« Ceci est un livre sur le péché originel. » C’est ainsi que débute Big Boys, Les mercenaires d’Irak. Péché originel, en effet, dans le sens de perte d’innocence, et aussi d’une forme de culpabilité. Car ces hommes, souvent des ex-militaires, originaires de plusieurs pays, mais en majorité américains, qui sont allés s’engager en Irak auprès d’agences de sécurité privées, ont assurément une responsabilité à porter. Les raisons les ayant incités à faire ce choix peuvent être multiples, mais les salaires alléchants comptaient certainement pour beaucoup.

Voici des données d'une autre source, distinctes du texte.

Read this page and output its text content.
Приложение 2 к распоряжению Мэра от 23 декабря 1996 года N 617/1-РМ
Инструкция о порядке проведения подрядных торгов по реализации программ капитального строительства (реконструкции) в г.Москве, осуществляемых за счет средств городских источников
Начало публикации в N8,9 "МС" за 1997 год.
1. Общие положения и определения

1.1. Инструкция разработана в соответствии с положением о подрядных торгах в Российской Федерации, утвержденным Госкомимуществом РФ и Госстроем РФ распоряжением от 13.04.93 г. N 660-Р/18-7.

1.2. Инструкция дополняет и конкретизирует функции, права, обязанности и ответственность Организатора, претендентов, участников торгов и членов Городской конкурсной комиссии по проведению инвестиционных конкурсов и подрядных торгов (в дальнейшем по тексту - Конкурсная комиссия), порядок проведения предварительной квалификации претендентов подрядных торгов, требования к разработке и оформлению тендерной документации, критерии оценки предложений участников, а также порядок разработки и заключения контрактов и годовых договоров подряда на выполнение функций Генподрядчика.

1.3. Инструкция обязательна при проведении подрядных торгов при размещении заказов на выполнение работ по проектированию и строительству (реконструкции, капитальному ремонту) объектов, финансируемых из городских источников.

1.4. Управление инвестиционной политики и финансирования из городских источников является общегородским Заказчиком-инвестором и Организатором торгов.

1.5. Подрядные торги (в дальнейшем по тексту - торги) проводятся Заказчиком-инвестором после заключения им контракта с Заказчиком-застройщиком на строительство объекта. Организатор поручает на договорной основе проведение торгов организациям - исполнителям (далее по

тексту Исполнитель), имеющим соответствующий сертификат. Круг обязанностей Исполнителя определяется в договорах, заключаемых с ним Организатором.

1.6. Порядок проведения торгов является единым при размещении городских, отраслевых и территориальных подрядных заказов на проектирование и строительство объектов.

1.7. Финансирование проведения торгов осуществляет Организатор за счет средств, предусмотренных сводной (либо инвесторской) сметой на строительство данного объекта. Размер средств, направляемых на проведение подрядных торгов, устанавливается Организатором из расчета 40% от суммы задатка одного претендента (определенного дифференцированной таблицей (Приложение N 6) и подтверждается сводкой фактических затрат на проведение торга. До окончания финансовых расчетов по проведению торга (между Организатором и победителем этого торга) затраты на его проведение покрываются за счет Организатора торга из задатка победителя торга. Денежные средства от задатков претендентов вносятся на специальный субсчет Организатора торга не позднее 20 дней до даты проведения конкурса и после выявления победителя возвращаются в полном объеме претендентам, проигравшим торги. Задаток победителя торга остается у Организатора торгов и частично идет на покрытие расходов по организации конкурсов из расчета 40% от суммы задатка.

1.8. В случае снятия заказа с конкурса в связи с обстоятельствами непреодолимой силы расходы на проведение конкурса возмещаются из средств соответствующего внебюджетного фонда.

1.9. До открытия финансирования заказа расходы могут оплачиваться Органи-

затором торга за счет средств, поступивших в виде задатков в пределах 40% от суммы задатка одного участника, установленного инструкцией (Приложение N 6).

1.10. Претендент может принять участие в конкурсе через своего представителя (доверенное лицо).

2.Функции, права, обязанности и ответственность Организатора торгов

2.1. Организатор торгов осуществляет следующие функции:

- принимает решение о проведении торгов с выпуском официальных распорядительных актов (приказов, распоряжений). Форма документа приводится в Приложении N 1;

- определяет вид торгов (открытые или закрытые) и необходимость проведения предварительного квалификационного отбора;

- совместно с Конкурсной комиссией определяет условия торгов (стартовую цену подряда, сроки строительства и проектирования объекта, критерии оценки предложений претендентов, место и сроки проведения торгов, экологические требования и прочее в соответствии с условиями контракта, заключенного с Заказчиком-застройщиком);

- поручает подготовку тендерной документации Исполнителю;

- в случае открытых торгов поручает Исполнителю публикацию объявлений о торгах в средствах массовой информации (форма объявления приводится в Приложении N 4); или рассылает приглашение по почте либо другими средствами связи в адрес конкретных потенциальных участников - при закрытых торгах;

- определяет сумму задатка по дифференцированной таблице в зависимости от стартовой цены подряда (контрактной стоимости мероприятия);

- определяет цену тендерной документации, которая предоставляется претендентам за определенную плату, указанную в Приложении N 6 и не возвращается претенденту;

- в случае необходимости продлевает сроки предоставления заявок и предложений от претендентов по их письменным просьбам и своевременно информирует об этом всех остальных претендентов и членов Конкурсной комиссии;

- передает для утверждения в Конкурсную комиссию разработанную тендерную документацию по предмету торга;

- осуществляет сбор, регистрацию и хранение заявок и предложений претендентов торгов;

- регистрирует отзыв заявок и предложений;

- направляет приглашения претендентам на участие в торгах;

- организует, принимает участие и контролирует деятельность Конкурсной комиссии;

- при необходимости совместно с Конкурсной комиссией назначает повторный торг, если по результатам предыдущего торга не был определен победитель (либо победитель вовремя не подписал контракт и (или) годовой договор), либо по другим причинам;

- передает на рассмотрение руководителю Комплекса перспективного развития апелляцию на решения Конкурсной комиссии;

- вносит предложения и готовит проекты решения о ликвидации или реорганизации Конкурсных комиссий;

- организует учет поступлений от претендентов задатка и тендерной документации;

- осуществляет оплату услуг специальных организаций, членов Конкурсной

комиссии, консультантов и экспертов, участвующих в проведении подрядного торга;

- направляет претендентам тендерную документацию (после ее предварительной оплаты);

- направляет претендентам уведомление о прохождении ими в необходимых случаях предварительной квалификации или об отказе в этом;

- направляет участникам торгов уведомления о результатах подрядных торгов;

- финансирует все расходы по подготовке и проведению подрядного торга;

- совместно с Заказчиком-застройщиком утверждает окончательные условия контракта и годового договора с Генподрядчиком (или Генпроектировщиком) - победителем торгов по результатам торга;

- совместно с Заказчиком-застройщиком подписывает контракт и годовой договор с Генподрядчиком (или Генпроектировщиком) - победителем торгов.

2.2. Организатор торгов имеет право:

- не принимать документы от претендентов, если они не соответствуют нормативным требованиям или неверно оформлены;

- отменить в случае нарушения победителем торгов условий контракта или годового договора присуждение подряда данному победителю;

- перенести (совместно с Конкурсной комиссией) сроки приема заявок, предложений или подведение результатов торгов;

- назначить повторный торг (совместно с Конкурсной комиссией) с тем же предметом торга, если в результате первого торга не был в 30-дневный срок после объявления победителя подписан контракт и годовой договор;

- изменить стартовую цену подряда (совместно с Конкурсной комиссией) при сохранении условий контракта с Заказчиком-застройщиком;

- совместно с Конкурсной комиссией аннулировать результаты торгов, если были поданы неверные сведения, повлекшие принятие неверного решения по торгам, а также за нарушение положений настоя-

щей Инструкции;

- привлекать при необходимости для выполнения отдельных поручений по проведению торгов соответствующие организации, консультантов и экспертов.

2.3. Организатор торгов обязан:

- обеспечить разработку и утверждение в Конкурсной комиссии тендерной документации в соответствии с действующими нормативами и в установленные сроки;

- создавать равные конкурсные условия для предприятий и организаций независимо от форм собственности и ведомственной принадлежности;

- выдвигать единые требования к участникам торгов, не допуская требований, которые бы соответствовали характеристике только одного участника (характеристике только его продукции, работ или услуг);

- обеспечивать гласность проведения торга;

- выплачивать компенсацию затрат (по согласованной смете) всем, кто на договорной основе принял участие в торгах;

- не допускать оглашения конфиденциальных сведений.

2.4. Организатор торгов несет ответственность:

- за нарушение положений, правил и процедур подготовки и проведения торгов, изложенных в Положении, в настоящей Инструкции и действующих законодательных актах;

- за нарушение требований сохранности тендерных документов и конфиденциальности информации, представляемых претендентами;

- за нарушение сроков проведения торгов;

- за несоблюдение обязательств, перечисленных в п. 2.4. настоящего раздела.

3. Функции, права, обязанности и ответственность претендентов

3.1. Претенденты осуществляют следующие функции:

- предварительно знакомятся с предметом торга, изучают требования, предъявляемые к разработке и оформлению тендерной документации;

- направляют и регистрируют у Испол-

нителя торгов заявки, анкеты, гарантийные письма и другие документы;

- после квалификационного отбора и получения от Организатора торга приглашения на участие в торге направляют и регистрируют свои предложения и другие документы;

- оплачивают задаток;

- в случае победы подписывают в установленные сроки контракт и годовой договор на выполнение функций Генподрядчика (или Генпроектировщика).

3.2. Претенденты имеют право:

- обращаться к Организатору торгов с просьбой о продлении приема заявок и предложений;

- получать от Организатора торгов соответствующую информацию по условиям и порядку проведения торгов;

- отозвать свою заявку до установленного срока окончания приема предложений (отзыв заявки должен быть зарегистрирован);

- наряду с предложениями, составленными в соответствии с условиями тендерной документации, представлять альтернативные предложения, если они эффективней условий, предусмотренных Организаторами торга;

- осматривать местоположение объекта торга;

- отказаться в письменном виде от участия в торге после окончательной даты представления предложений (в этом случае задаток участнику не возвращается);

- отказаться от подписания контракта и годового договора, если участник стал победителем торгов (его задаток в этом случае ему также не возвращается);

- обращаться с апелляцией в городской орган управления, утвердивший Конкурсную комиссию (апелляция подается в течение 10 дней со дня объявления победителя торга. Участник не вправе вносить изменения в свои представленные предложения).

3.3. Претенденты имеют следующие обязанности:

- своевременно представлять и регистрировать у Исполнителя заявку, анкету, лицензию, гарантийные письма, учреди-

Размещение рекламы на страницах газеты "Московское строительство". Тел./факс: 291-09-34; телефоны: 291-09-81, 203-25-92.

Steve Fainaru, alors qu’il était reporter pour le Washington Post, a écrit une série de reportages sur ces mercenaires de la guerre d’Irak – il faut dire qu’ils n’aiment pas ce terme et préfèrent se faire appeler « agents de sécurité privés ». Il a mis sa vie en danger en accompagnant certains d’entre eux lors de leurs missions d’escorte de convois de camions. Ses articles portaient sur quelques agences reconnues pour les gestes de brutalité gratuite et pour les assassinats d’Irakiens innocents commis par certains de leurs employés. Il a dénoncé l’impunité accordée systématiquement à ces agences par le département d’État américain. Pourtant, l’une d’entre elles était même tristement reconnue pour avoir participé à une tuerie perpétrée à la place Nisoor, à Bagdad, où dix-sept Irakiens furent tués.
Les reportages publiés par Fainaru lui ont valu le prix Pulitzer en 2008 et lui ont fourni la matière pour son livre. Dans une partie importante de l’essai, il s’attarde sur un groupe de cinq hommes côtoyés de près en Irak. Ceux-ci ont été kidnappés peu après le retour précipité de l’auteur aux États-Unis, qui s’était rendu auprès de son père mourant. Parce qu’il se sentait près de ces hommes et qu’il s’était attaché en particulier à l’un d’eux, Jon Coté – dont le père était originaire du Québec –, il raconte les démarches visant à retrouver les disparus. Il rapporte également des éléments de sa propre vie, comme l’état de santé de son père et les démêlés de son frère avec la justice. Tout cela ajoute une touche plus humaine à son essai. C’est sans doute en bonne partie pour cette raison que Big Boys se lit comme un roman : on est captivé par le récit et on veut savoir quel sort connaîtront les kidnappés.